The road to online retail dominance, as Wal-Mart is finally figuring out, is paved with customer content.
The company's announcement that it's allowing consumers to review and rate products on its website is a big, if belated, push by the stodgy giant into the social web, following scores of other retailers who have realized the power of crowdsourcing and co-creation. But all Web 2.0 good vibes aside, the real benefit may turn out to be how it affects the performance of the Wal-Mart online store and the goods its sells in search-engine rankings, a crucial factor in the performance of online retailers.
The reviews give Wal-Mart thousands of additional pages of content to be indexed by major search engines, which look favorably on unique content, such as reviews, compared with pages with basic product details that any retailer could have.
"Searches related to product reviews typically get a high volume of queries, so Wal-Mart could see a material increase in organic search traffic to its site," said Peter Hershberg, managing partner at the search-marketing firm Reprise Media.
Better search performance on sites such as Google and Yahoo brought on by all that additional content created by consumers could help bridge the gap with some of its competitors. Wal-Mart is the largest bricks-and-mortar retailer by some stretch, but it has lagged a bit in the e-commerce race. In June it was the fifth-largest retail site based on unique visitors, trailing eBay, Amazon, Apple and its smaller, hipper bricks-and-mortar rival Target, according to ComScore. While Target's online lead is narrow, its site traffic is growing faster.
Wal-Mart's previous forays into social media have been disastrous. A shot at creating a MySpace-like offering for teens missed the mark, causing the company to pull it just months after launch. Later, in an effort to soften its image, Wal-Mart hatched a travelogue blog scheme that blew up when it was revealed the blog was created and paid for by its PR firm. It would seem a little interaction with the masses would help, right?
"It gives an aura of objectivity," said Nielsen Buzzmetrics Chief Marketing Officer Pete Blackshaw. "It enhances the consumer experience, and it elevates the trust level as well. Plus, consumer-generated media is sticky content."
Wal-Mart executives said reviews and ratings were the feature most requested by customers, bearing out other indications of the importance of peer-to-peer approval. A study by Bazaarvoice, the Austin, Texas, company hired to power Wal-Mart's reviews, and the market-research company Vizu, found that 80% of shoppers have more trust in brands that feature reviews and that 75% of shoppers say it's extremely or very important to read customer reviews before making a purchase. Peer reviews, the study found, are preferred over expert reviews by a margin of 6-to-1.

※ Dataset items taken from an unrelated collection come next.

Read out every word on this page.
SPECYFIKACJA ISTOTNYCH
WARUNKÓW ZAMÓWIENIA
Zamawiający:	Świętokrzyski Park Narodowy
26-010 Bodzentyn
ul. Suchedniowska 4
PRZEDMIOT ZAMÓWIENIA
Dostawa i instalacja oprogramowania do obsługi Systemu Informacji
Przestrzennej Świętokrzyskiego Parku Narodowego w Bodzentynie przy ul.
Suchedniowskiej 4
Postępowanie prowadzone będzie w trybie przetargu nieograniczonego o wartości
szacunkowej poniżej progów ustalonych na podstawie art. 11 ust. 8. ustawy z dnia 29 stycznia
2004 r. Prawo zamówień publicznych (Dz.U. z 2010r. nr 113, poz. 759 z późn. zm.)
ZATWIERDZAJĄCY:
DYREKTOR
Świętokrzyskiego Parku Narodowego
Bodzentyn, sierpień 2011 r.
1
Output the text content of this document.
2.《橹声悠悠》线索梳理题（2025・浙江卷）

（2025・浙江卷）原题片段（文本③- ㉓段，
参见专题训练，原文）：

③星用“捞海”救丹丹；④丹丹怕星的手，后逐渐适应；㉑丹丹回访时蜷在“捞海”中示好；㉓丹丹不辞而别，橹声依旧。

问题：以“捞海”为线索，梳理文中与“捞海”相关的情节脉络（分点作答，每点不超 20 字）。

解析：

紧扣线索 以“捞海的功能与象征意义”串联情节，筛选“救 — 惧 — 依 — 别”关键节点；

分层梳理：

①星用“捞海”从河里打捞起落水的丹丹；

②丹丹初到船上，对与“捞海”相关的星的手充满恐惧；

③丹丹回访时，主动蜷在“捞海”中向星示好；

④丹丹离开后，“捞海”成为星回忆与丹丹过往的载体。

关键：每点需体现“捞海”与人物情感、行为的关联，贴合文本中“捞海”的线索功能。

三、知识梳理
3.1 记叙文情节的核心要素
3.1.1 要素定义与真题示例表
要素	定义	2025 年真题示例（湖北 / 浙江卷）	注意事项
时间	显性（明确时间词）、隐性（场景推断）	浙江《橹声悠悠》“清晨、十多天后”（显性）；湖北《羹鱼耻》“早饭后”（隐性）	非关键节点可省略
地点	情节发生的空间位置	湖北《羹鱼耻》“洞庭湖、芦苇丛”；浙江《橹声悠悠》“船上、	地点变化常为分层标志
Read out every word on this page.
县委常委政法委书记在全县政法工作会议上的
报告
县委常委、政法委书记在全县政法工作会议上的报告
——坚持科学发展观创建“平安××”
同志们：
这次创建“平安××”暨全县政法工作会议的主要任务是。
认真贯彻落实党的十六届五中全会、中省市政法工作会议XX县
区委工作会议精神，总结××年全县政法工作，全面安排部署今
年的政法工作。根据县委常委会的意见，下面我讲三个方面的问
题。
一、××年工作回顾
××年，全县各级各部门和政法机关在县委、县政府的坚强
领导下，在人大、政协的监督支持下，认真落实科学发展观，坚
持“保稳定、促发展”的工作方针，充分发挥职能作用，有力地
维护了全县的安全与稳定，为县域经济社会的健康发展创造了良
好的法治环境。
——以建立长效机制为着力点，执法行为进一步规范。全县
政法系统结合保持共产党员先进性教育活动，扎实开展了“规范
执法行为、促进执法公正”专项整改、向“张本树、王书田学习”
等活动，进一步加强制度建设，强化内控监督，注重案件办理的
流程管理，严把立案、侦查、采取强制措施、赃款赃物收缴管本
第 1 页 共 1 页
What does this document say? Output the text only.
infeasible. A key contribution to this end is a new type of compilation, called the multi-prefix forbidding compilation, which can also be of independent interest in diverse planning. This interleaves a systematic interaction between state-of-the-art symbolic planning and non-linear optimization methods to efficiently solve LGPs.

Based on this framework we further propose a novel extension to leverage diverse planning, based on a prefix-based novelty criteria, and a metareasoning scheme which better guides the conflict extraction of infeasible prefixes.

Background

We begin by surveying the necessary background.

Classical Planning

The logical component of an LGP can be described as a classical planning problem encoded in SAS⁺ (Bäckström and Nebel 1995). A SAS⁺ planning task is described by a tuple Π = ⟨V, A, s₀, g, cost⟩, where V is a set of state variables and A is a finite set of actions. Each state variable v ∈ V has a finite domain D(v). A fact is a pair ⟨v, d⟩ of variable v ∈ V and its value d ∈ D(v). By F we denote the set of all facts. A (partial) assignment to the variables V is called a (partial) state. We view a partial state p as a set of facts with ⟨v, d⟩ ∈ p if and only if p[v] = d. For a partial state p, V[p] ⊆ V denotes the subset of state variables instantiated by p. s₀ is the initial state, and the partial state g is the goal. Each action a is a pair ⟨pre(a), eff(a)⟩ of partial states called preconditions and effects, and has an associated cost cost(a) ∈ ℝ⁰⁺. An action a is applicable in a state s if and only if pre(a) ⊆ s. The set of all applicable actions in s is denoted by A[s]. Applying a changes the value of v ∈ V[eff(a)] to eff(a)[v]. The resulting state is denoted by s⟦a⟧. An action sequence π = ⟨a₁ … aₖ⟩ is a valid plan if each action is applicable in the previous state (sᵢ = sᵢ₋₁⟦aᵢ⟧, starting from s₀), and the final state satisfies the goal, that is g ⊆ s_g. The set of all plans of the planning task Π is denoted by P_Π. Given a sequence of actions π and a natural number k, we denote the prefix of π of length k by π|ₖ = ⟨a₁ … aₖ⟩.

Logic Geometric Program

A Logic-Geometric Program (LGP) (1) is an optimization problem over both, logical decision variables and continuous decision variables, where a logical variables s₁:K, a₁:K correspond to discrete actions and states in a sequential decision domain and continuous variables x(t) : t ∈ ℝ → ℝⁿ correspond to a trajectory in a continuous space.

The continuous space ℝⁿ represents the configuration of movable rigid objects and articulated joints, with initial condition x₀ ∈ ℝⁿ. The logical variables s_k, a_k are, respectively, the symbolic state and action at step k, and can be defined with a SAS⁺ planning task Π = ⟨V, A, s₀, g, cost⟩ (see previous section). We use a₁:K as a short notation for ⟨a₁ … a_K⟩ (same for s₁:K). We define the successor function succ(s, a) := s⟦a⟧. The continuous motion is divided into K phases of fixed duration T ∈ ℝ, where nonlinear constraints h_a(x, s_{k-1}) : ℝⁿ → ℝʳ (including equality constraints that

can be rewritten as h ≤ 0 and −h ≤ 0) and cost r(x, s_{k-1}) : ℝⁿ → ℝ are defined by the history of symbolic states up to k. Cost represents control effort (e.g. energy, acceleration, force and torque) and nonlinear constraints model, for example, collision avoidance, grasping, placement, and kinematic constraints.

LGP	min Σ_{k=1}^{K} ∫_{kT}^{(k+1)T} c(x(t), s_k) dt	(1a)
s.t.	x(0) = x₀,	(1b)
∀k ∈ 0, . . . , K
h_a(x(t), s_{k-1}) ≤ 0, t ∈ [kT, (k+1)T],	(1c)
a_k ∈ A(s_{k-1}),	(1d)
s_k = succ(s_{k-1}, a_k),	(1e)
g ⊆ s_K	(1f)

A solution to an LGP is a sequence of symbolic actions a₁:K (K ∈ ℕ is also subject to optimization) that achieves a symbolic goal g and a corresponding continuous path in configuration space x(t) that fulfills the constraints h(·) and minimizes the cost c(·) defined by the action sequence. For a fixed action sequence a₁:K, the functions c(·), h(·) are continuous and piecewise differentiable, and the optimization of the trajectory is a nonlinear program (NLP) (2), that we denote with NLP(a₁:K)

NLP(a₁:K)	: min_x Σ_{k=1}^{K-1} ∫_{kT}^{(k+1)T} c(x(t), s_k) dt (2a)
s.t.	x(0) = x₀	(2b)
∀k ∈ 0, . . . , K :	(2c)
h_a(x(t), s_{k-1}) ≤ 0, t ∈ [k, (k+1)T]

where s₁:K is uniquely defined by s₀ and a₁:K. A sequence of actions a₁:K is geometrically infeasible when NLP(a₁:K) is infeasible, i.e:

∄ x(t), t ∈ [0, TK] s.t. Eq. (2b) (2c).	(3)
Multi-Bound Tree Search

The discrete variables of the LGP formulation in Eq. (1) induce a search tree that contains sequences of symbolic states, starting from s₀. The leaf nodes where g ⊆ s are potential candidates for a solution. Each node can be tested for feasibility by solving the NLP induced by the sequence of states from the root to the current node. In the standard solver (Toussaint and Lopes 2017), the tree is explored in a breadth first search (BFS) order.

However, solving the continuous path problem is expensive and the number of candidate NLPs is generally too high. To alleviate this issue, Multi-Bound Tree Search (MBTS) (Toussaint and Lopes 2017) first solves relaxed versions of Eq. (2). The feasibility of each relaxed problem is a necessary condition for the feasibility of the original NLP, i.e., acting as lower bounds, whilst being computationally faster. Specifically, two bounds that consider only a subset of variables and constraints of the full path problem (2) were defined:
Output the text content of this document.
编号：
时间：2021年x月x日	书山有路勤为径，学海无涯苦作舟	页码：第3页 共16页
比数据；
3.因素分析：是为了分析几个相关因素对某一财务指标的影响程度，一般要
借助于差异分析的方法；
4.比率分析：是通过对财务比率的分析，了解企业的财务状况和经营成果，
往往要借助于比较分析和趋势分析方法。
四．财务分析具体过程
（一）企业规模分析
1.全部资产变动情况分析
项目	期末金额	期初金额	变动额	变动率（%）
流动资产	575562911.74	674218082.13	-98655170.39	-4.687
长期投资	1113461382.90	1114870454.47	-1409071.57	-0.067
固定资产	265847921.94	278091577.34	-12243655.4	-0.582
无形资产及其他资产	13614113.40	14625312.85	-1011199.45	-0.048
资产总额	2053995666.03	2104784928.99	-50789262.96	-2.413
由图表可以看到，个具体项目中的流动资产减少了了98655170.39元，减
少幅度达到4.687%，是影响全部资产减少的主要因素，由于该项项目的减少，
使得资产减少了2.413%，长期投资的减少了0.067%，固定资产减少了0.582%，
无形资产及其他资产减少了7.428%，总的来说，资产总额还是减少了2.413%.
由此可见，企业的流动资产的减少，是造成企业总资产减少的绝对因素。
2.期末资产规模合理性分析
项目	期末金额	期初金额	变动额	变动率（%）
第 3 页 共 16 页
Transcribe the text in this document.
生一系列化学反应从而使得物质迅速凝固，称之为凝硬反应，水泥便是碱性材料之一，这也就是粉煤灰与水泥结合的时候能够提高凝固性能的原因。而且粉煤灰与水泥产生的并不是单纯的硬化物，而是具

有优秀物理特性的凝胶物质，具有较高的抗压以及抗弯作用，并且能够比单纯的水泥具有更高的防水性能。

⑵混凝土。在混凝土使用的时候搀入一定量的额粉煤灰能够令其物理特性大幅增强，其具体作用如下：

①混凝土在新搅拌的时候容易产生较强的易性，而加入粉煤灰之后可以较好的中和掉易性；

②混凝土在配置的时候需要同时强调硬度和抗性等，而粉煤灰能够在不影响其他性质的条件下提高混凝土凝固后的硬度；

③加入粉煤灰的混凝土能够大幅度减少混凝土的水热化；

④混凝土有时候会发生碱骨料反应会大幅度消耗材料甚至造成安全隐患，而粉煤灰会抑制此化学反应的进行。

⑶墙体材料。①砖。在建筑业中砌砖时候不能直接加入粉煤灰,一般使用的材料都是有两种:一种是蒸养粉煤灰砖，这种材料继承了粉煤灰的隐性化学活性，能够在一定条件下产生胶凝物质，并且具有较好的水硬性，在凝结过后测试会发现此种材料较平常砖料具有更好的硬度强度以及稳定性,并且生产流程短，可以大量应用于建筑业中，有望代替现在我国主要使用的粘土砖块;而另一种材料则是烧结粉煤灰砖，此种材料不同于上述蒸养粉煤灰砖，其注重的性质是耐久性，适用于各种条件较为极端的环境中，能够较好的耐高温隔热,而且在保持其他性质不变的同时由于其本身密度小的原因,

The boon to both retailers and manufacturers is that positive reviews outnumber negative ones by a factor of eight, according to a separate study by Bazaarvoice late last year. "We are seeing a 'rating J-curve' across many clients in diverse industries," said Sam Decker, VP-marketing and products, in a release from last October. "The distribution looks like a J on a graph, where you see a low volume of one-star reviews, fewer two- and three-star reviews, and a huge jump in four- and five-star ratings."
That seems to be the case early on at Wal-Mart.com, which kicked off a test phase in June. As of Friday, of the 23 products reviewed, 22 had average scores of four or five, the highest ranking. The lowest score was for an inflatable swimming pool that had three-and-a-half stars out of five. But even that product had sold out of stock.